Serious concerns about the county’s Department of Environmental Stewardship proposal

Published 1:30 am Saturday, July 11, 2026

Guest column.

Kendra Baird, MES, Principal, Rockfish Permitting, LLC, Friday Harbor

I’m writing to raise serious concerns about the county’s proposal to move the Department of Environmental Stewardship’s (DES) marine program under Parks and Fair as part of the 2027 budget discussions.

The Department of Environmental Stewardship was elevated from a division to a full department in 2021 specifically to consolidate technical capacity: scientists, engineers, and grant-compliance expertise that our marine and nearshore habitat work here depends on. Eliminating the DES Director position removes exactly the scientific and professional oversight that makes this work possible. In contrast, Parks and Fair’s mission is recreation and facilities. Its leadership does not have a scientific background or the technical expertise to oversee a science-based program, and cannot be expected to compensate for the loss of that expertise. Placing marine and nearshore habitat work under that structure is a mismatch in skill set, in grant ecosystem, and in the working relationship with state and federal partners like WDFW and NOAA. It simply does not make sense.

Nothing in the county’s own reasoning suggests this pairing was chosen for programmatic fit. It reads like an available slot on the org chart, not a considered match. The proposal’s clearest aim appears to be eliminating the DES Director position itself, rather than finding a genuine path to continuing the services that serve this community.
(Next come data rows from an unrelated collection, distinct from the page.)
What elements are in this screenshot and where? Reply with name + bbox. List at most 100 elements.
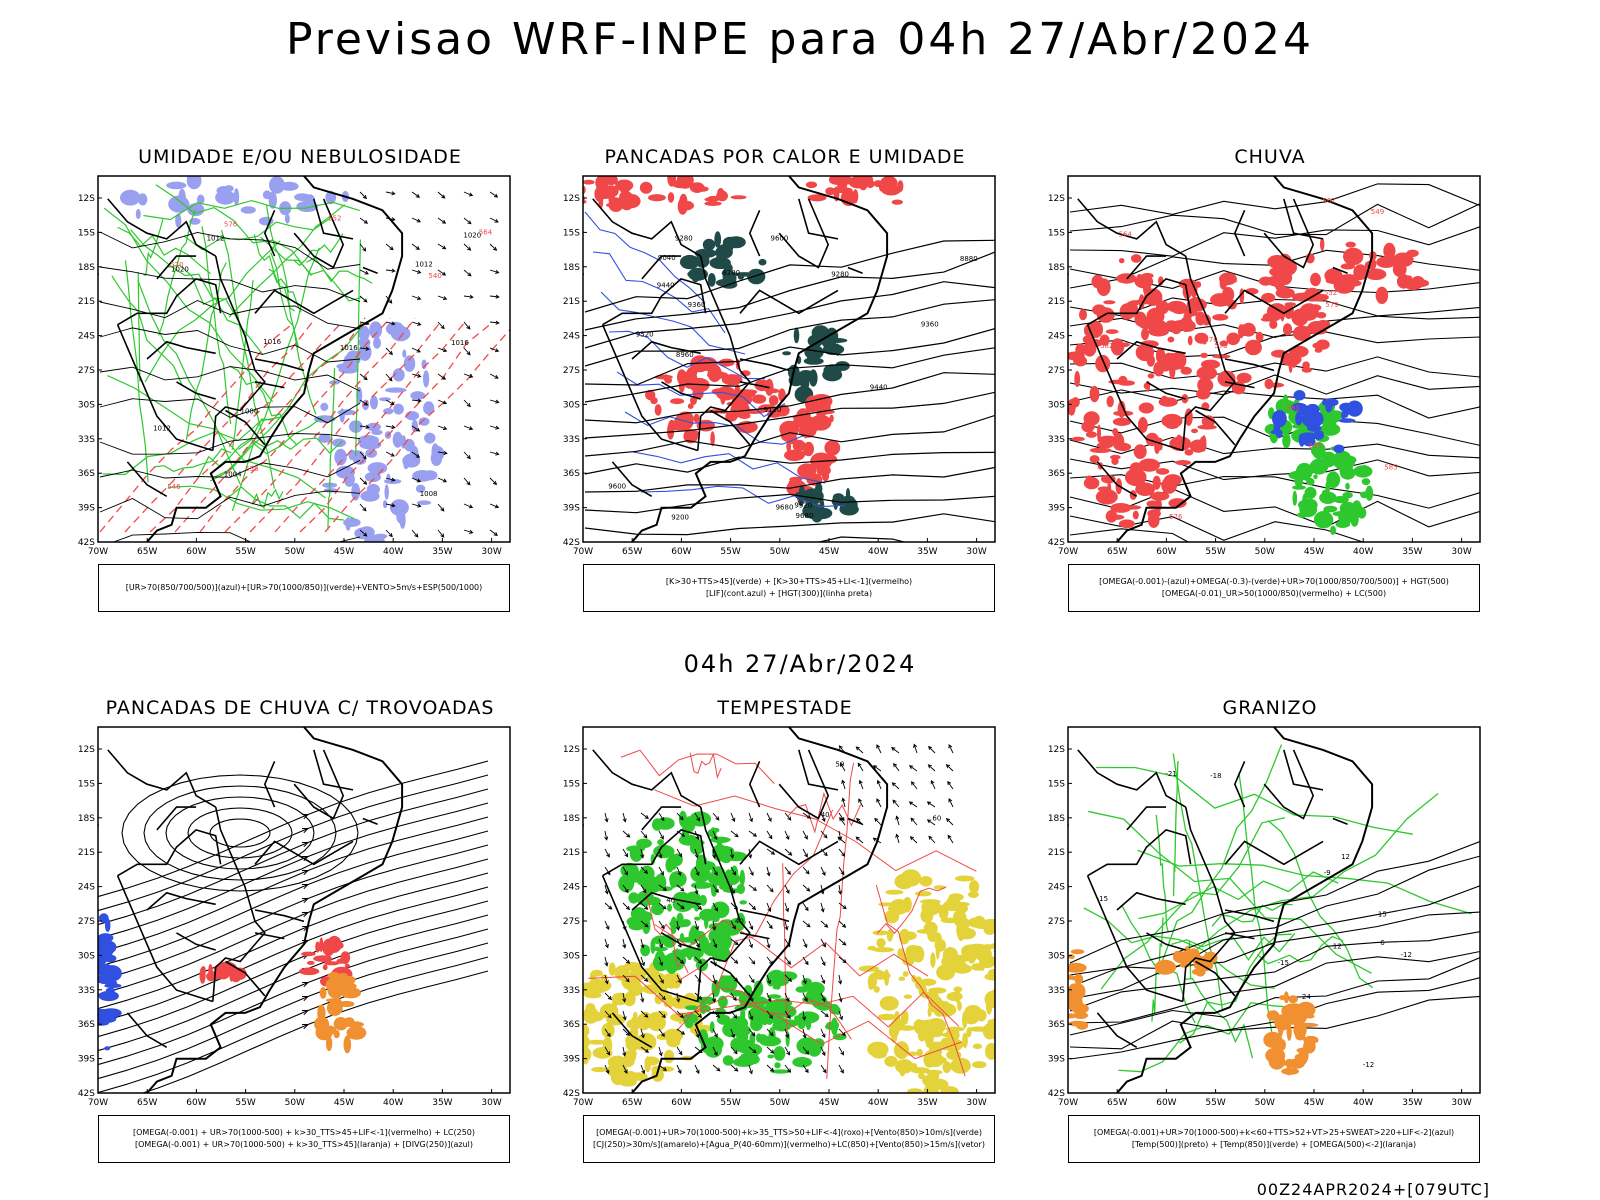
rain-area [1343,247,1364,266]
humidity-area [402,349,407,358]
rain-area [1239,324,1250,336]
streamline-loop [121,774,359,892]
wind-vector [820,1028,826,1039]
lon-tick-label: 30W [481,1098,501,1108]
wind-vector [802,866,810,875]
wind-vector [802,938,808,949]
shower-area [687,416,694,428]
country-border [254,289,354,315]
low-level-wind-area [667,903,672,912]
rain-area [1212,314,1229,321]
country-border [748,760,761,808]
coastline [631,727,889,1093]
wind-vector [766,992,772,1003]
lon-tick-label: 60W [671,547,691,557]
jet-stream-area [629,1072,648,1081]
country-border [1224,289,1324,315]
jet-stream-area [967,917,987,928]
country-border [107,198,217,257]
contour-label: 40 [821,811,830,819]
country-border [798,198,839,240]
shower-area [340,1022,359,1027]
lon-tick-label: 55W [1205,1098,1225,1108]
jet-stream-area [901,931,917,941]
wind-vector [489,269,500,274]
map-frame [1067,175,1481,543]
wind-vector [730,956,739,964]
wind-vector [411,425,421,432]
contour-label: -21 [1165,770,1176,778]
wind-vector [891,782,900,790]
jet-stream-area [916,929,935,934]
country-border [1263,749,1315,820]
wind-vector [463,425,474,431]
humidity-area [296,200,318,212]
lon-tick-label: 60W [1156,1098,1176,1108]
strong-rain-area [1311,444,1325,457]
wind-vector [411,373,422,378]
low-level-wind-area [774,980,781,990]
wind-vector [766,1064,775,1072]
country-border [1224,381,1255,389]
country-border [116,875,214,1003]
low-level-wind-area [767,1054,774,1059]
contour-label: 570 [1204,336,1217,344]
wind-vector [802,992,808,1002]
streamline-loop [143,785,337,881]
panel-legend: [UR>70(850/700/500)](azul)+[UR>70(1000/8… [98,564,510,612]
contour-label: 1012 [153,424,171,432]
wind-vector [604,884,609,895]
humidity-area [383,500,388,509]
wind-vector [872,765,882,772]
rain-area [1071,397,1080,408]
wind-vector [622,974,630,983]
lat-tick-label: 27S [1048,366,1065,376]
country-border [1182,255,1236,451]
shower-area [805,181,818,189]
thickness-contour [324,328,510,533]
lat-tick-label: 27S [563,917,580,927]
jet-stream-area [872,930,889,936]
temperature-850-contour [1088,810,1372,974]
heat-shower-area [721,269,732,277]
thickness-contour [274,321,466,533]
jet-stream-area [656,1033,669,1040]
country-border [798,749,839,791]
streamline [141,970,489,1093]
shower-area [639,181,653,194]
green-contour [201,226,232,425]
lon-tick-label: 35W [917,1098,937,1108]
jet-stream-area [919,978,937,986]
lon-tick-label: 50W [285,1098,305,1108]
shower-area [325,998,341,1003]
wind-vector [694,956,703,964]
jet-stream-area [879,996,899,1011]
jet-stream-area [644,1056,652,1073]
shower-area [678,200,694,211]
wind-vector [489,451,500,456]
jet-stream-area [954,875,975,882]
wind-vector [802,848,808,858]
contour-label: 576 [1169,513,1183,521]
humidity-area [332,438,346,448]
wind-vector [802,956,809,966]
omega-area [1313,430,1325,440]
lat-tick-label: 27S [78,917,95,927]
omega-500-area [1296,1022,1319,1028]
wind-vector [895,833,900,844]
rain-area [1103,300,1116,305]
streamline [98,816,489,954]
rain-area [1148,326,1169,337]
lon-tick-label: 70W [1058,1098,1078,1108]
wind-vector [802,920,811,928]
heat-shower-area [714,231,722,248]
wind-vector [385,503,396,508]
rain-area [1163,474,1182,487]
jet-stream-area [982,1022,995,1040]
wind-vector [838,1010,844,1021]
rain-area [1184,408,1193,426]
shower-area [711,388,729,396]
jet-stream-area [625,1060,631,1066]
low-level-wind-area [802,995,820,1004]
Beyond the mismatch itself, the proposal’s own numbers don’t hold up to scrutiny. The estimated $166,116 in savings has not been shown to be real net savings, since it is unclear whether these costs would simply be transferred to whichever department absorbs the

added work. Council chair Justin Paulsen himself raised concerns about burdening already-stretched departments like Public Works. What makes this especially hard to justify is that a significant portion of DES’s funding comes from grants, funding that, as

County Manager Jessica Hudson herself acknowledged, will not transfer with a reorganization. If the underlying work has to continue regardless, as Paulsen acknowledged, then this proposal isn’t solving anything. It is shifting costs and risking the loss of years of institutional expertise, without a clear net benefit to the county’s budget.

I acknowledge the county’s budget gap is real, and that finding cost savings is a necessary and responsible task facing the Council right now. My concern isn’t with the need to cut costs. It’s that this particular proposal doesn’t hold together logically. A plan that doesn’t demonstrate real net savings, that risks quietly shifting the same costs and mandated work onto a department without the expertise to manage it, isn’t a solution. It’s a shortcut that could cost the county more in fragmented expertise and lost efficiency than it claims to save.

This concern isn’t isolated, either. Council member Jane Fuller noted that a related proposal, moving the Agricultural Committee to the Land Bank, is “more complicated than it looks on its face” given other recent losses of agricultural support in the county. That’s a pattern worth the Council’s attention. Proposals framed as simple consolidations may be far more disruptive than presented, with real costs to community services that are not being fully accounted for.

The community has made its view clear. At a recent meeting, every one of the sixteen residents who offered public comment supported keeping the Department of Environmental Stewardship intact rather than restructuring it. I’d urge the Council to take that input seriously, along with the significant gaps in this proposal’s rationale, before finalizing the 2027 budget.